2006 OPEN FORUM Abstracts
Non-Invasive Positive Pressure Ventilation in Status Asthmaticus: A Case Series in an Emergency Department
J. Brady Scott RRT, Jhaymie L. Cappiello BS RRT,
Janice J. Thalman MHS RRT FAARC, Neil
MacIntyre MD FAARC
Duke University Medical
Center
Durham, NC
Background: The safe and effective use
of non-invasive positive pressure ventilation (NPPV) in acute respiratory
failure (ARF) from COPD is well documented. The use of NPPV in the setting of
status asthmaticus (SA) is not described. The obstructive component of ARF in
COPD is similar to that of SA. Therefore, we reasoned that NPPV may be useful
in supporting patients in status asthmaticus
Methods: A retrospective chart review of NPPV cases in the ED
during 2005 was performed to isolate those cases of SA managed with NPPV. ARF
was defined as a PaCO2 > 45mmHg and a pH< 7.30. A lack of
clinical response to therapeutics and arterial blood gas analysis prompted the
addition of full face mask NPPV (Respironics Vision, Carlsbad, CA). The support
parameters were based on Respiratory Care Services NPPV protocol.

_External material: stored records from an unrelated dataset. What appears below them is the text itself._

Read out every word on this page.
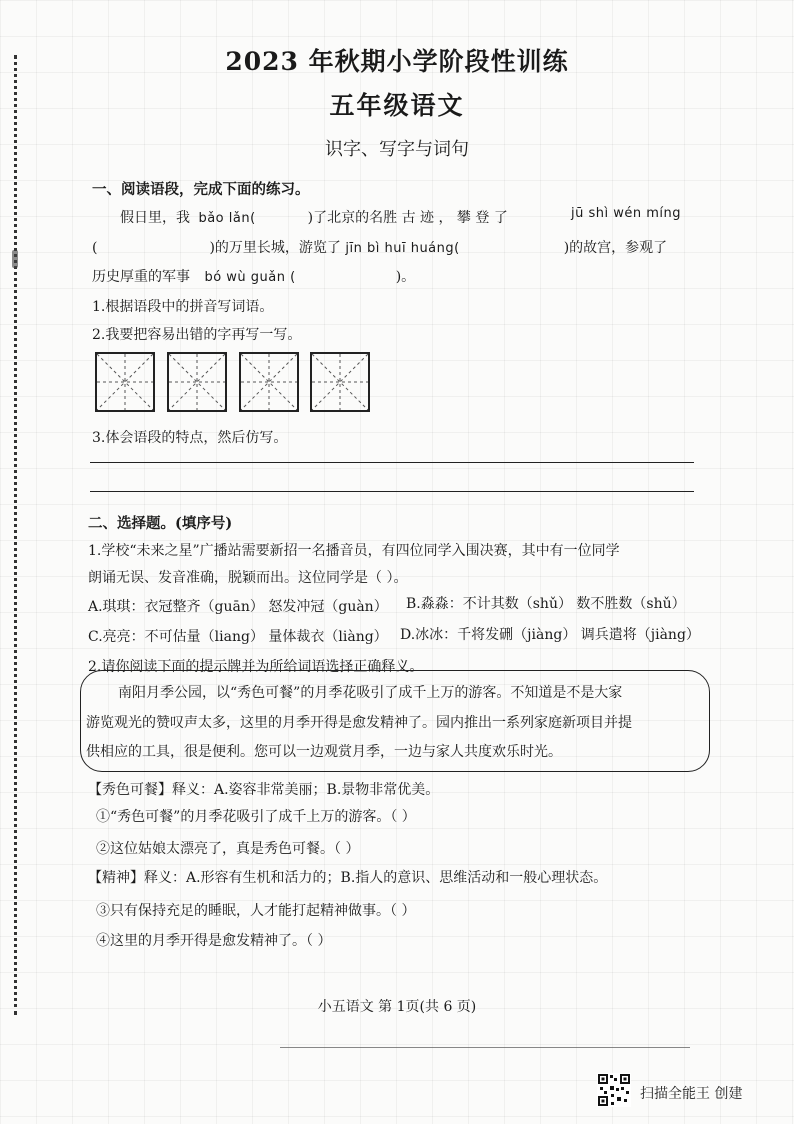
2023 年秋期小学阶段性训练
五年级语文
识字、写字与词句
一、阅读语段，完成下面的练习。
假日里，我 bǎo lǎn(	)了北京的名胜 古 迹 ， 攀 登 了	jū shì wén míng
(	)的万里长城，游览了 jīn bì huī huáng(	)的故宫，参观了
历史厚重的军事 bó wù guǎn (	)。
1.根据语段中的拼音写词语。
2.我要把容易出错的字再写一写。
3.体会语段的特点，然后仿写。
二、选择题。(填序号)
1.学校“未来之星”广播站需要新招一名播音员，有四位同学入围决赛，其中有一位同学
朗诵无误、发音准确，脱颖而出。这位同学是（ ）。
A.琪琪：衣冠整齐（guān） 怒发冲冠（guàn） B.淼淼：不计其数（shǔ） 数不胜数（shǔ）
C.亮亮：不可估量（liang） 量体裁衣（liàng） D.冰冰：千将发硎（jiàng） 调兵遣将（jiàng）
2.请你阅读下面的提示牌并为所给词语选择正确释义。
南阳月季公园，以“秀色可餐”的月季花吸引了成千上万的游客。不知道是不是大家
游览观光的赞叹声太多，这里的月季开得是愈发精神了。园内推出一系列家庭新项目并提
供相应的工具，很是便利。您可以一边观赏月季，一边与家人共度欢乐时光。
【秀色可餐】释义：A.姿容非常美丽；B.景物非常优美。
①“秀色可餐”的月季花吸引了成千上万的游客。（ ）
②这位姑娘太漂亮了，真是秀色可餐。（ ）
【精神】释义：A.形容有生机和活力的；B.指人的意识、思维活动和一般心理状态。
③只有保持充足的睡眠，人才能打起精神做事。（ ）
④这里的月季开得是愈发精神了。（ ）
小五语文 第 1页(共 6 页)
扫描全能王 创建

Results: In 2005, our emergency
department (ED) treated six cases of ARF in SA (ages 29-44) in which NPPV was
used in addition to conventional therapy. Mean NPPV time was 3.6 ± 2.5 hours
with weaning performed by the respiratory therapist according to protocol. Mean
hospital length of stay was 38 ± 34 hours. Two patients required ICU admission
for < 20 hours, four cases remained in a general care ward. No case required
endotracheal intubation or heliox therapy during their hospital stay. No
complications were reported.
ABG Results
| Pre NPPV | Post NPPV | |
| pH | 7.21 ± 0.03 | 7.34 ± 0.03* |
| PaCO2 | 68 ± 8 | 45 ± 5* |
| PaO2 | 242 ± 45 | 113 ± 56 |
(mean
± SD, *p< 0.05)
Conclusion: In the care of status
asthmaticus with ARF, NPPV appears to be a safe and effective support tool to
augment traditional medical management. These initial results may warrant a
larger clinical trial for outcomes of SA supported with NPPV.